SAM 2010: EVS Gives Inside Look at HBS’s FIFAMAX System

Calling EVS’s Media Asset Exchange system for the 2010 FIFA World Cup a massive undertaking goes well beyond understatement. During EVS’s month in South Africa this summer, the FIFAMAX system managed more than 3,000 hours of HD media for Host Broadcast Systems (HBS), the primary feed provider for the World Cup. At SVG’s 2010 Sports Asset Management forum on July 21, EVS gave attendees a close-up look at this immense system.

Overall, the FIFAMAX system totaled 3,150 recorded hours, 160,000 clips created  (5,932 ESPN clips), 200,000 clips transferred (6,003 ESPN clips), and 105,000 log entries. These figures are staggering until one considers that the FIFAMAX server was the primary database for rightsholders around the world to distribute World Cup content to billions of viewers. HBS and EVS had no choice but to create one of the world’s largest video servers to manage the glut of content.

“We have a long relationship with HBS, dating back to the 1998 World Cup,” said Greg Macchia, GM of operations, NALA, for EVS. “We started as a provider of just slo-mo and replay in the trucks back then, but we’ve come a long way. For this World Cup, we provided the core central media system for them — from ingest to the broadcast center to distribution for the media rightsholders and several different devices.”

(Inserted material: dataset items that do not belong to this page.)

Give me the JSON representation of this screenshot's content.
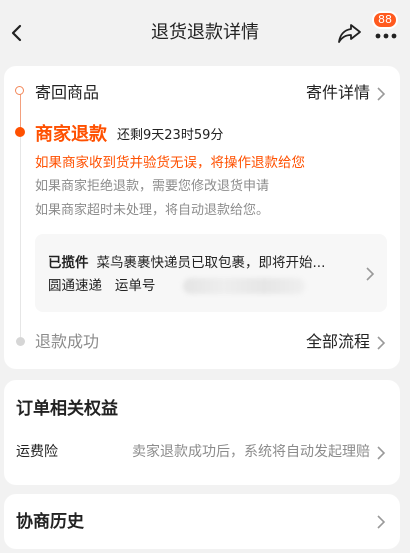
{
  "header": {
    "title": "退货退款详情",
    "notification_count": "88"
  },
  "progress": {
    "step1": {
      "label": "寄回商品",
      "action": "寄件详情"
    },
    "step2": {
      "title": "商家退款",
      "countdown": "还剩9天23时59分",
      "desc_highlight": "如果商家收到货并验货无误，将操作退款给您",
      "desc_reject": "如果商家拒绝退款，需要您修改退货申请",
      "desc_timeout": "如果商家超时未处理，将自动退款给您。"
    },
    "logistics": {
      "status": "已揽件",
      "message": "菜鸟裹裹快递员已取包裹，即将开始...",
      "carrier": "圆通速递",
      "tracking_prefix": "运单号"
    },
    "step3": {
      "label": "退款成功",
      "action": "全部流程"
    }
  },
  "benefits": {
    "title": "订单相关权益",
    "insurance_label": "运费险",
    "insurance_value": "卖家退款成功后，系统将自动发起理赔"
  },
  "history": {
    "title": "协商历史"
  },
  "colors": {
    "accent": "#ff5000",
    "badge": "#ff5a1f",
    "muted": "#8c8c8c"
  }
}
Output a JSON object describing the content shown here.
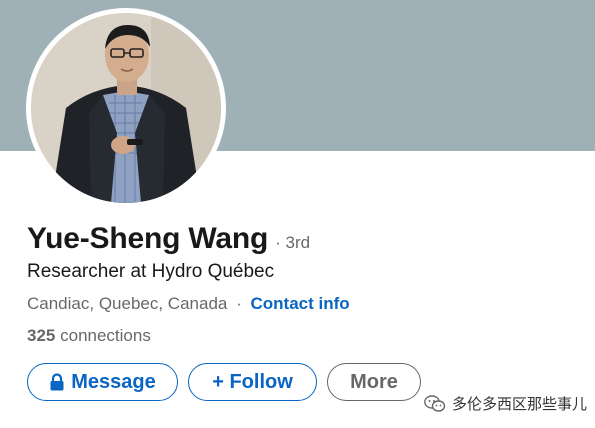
{
  "profile": {
    "name": "Yue-Sheng Wang",
    "degree": "· 3rd",
    "headline": "Researcher at Hydro Québec",
    "location": "Candiac, Quebec, Canada",
    "separator": "·",
    "contact_link": "Contact info",
    "connections_count": "325",
    "connections_label": "connections"
  },
  "actions": {
    "message_label": "Message",
    "follow_label": "+ Follow",
    "more_label": "More"
  },
  "watermark": {
    "text": "多伦多西区那些事儿",
    "icon": "wechat-icon"
  },
  "colors": {
    "cover": "#9fb1b6",
    "link": "#0a66c2",
    "muted": "rgba(0,0,0,0.6)"
  },
  "icons": {
    "message_button": "lock-icon"
  }
}
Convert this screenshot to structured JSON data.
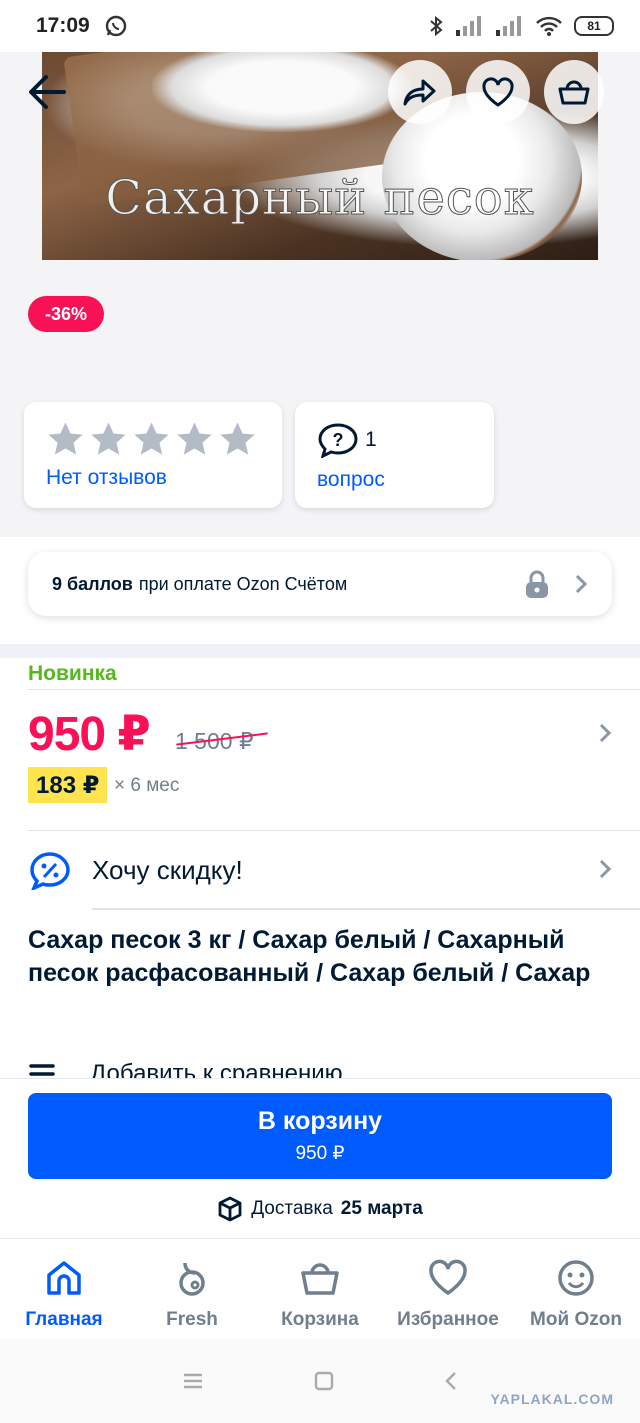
{
  "status_bar": {
    "time": "17:09",
    "battery": "81"
  },
  "hero": {
    "image_text": "Сахарный песок"
  },
  "badge": {
    "discount": "-36%"
  },
  "reviews": {
    "label": "Нет отзывов"
  },
  "questions": {
    "count": "1",
    "label": "вопрос"
  },
  "bonus": {
    "points": "9 баллов",
    "text": "при оплате Ozon Счётом"
  },
  "product": {
    "tag": "Новинка",
    "price": "950 ₽",
    "old_price": "1 500 ₽",
    "installment_amount": "183 ₽",
    "installment_term": "× 6 мес",
    "want_discount": "Хочу скидку!",
    "title": "Сахар песок 3 кг / Сахар белый / Сахарный песок расфасованный / Сахар белый / Сахар",
    "compare": "Добавить к сравнению"
  },
  "cart_button": {
    "label": "В корзину",
    "price": "950 ₽"
  },
  "delivery": {
    "prefix": "Доставка",
    "date": "25 марта"
  },
  "tabbar": [
    {
      "label": "Главная",
      "icon": "home-icon",
      "active": true
    },
    {
      "label": "Fresh",
      "icon": "fresh-icon",
      "active": false
    },
    {
      "label": "Корзина",
      "icon": "basket-icon",
      "active": false
    },
    {
      "label": "Избранное",
      "icon": "heart-icon",
      "active": false
    },
    {
      "label": "Мой Ozon",
      "icon": "profile-icon",
      "active": false
    }
  ],
  "watermark": "YAPLAKAL.COM",
  "colors": {
    "accent": "#005bff",
    "price": "#f91155",
    "new": "#55b81f",
    "installment": "#ffe34f"
  }
}
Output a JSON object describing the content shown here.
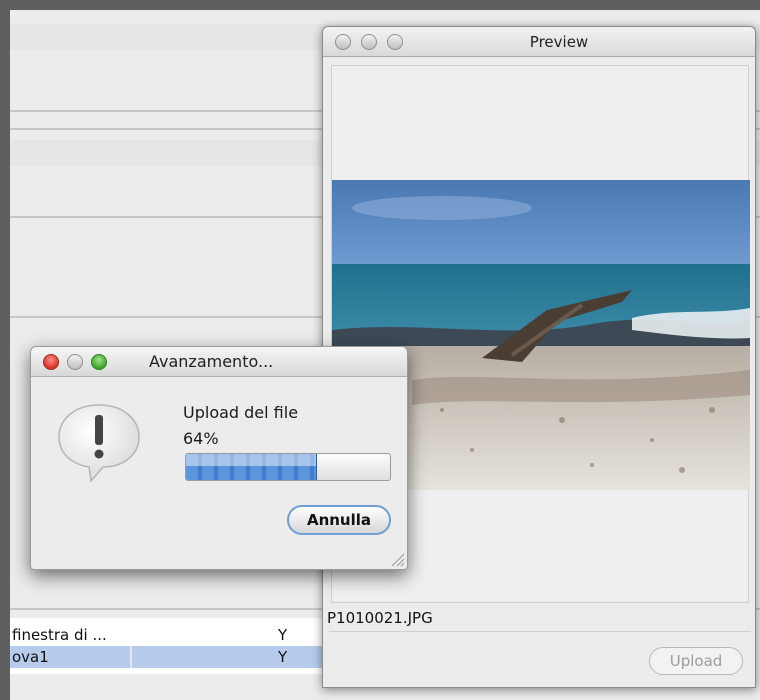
{
  "background_window": {
    "rows": [
      {
        "name": "finestra di ...",
        "flag": "Y"
      },
      {
        "name": "ova1",
        "flag": "Y"
      }
    ]
  },
  "preview": {
    "title": "Preview",
    "filename": "P1010021.JPG",
    "upload_label": "Upload"
  },
  "dialog": {
    "title": "Avanzamento...",
    "message": "Upload del file",
    "percent_text": "64%",
    "progress": 0.64,
    "cancel_label": "Annulla",
    "icon": "alert-icon"
  },
  "colors": {
    "progress_fill": "#4d88d4",
    "selection": "#b7cbec",
    "close_button": "#d8322a",
    "zoom_button": "#3ea42e"
  }
}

Fifty HD XT[2] servers (DVCPRO HD) managed more than 1,900 hours (360×300 GB), while a collection of XStore[2] media-storage systems managed more than 1,100 hours of hi-res media (220×300 GB). The FIFAMAX system also featured 18 live-feed ingests, 140 EVS IP Director systems (for logging, browsing, and content management), six XF[2) removable storage devices, and two XT[2]Web sites hosted in Torino, Italy.

HBS brought in a variety of video feeds to the International Broadcasting Center (IBC) in Johannesburg and ingested them into the FIFAMAX system. Nine broadcast feeds — clean and dirty, several tactical/team cameras, a highlights feed, and a specialized mobile feed — were sent back to the IBC. The mobile feed was a newly minted and extremely important aspect for HBS.

“HBS was focused on having a dedicated feed for mobile devices during this World Cup,” said Macchia. “They were using special cameras tailored to that mobile aspect, and they were generating that feed and sending it through our system and streaming it to Final Cut Pro.”

Low-resolution versions of the files were streamed over 1BaseT networks for Websites. Editors, producers, and others from rightsholders around the world could access these low-res files, find the video that they need, and request high-resolution versions for their needs.

Rightsholders outside of Johannesburg could also access the content through two Websites, Radio MRL and TV MRL. They could then view the low-res files and request that the appropriate high-resolution versions be transferred to their servers.

“In this case, we did the primary asset management,” noted James Stellpflug, senior manager, products and systems integrations, for EVS. “A lot of it was the core of the server and working with other vendors and companies to provide an appropriate solution. Broadcasters all over the world could search and sift through this content and use it as quickly as possible.”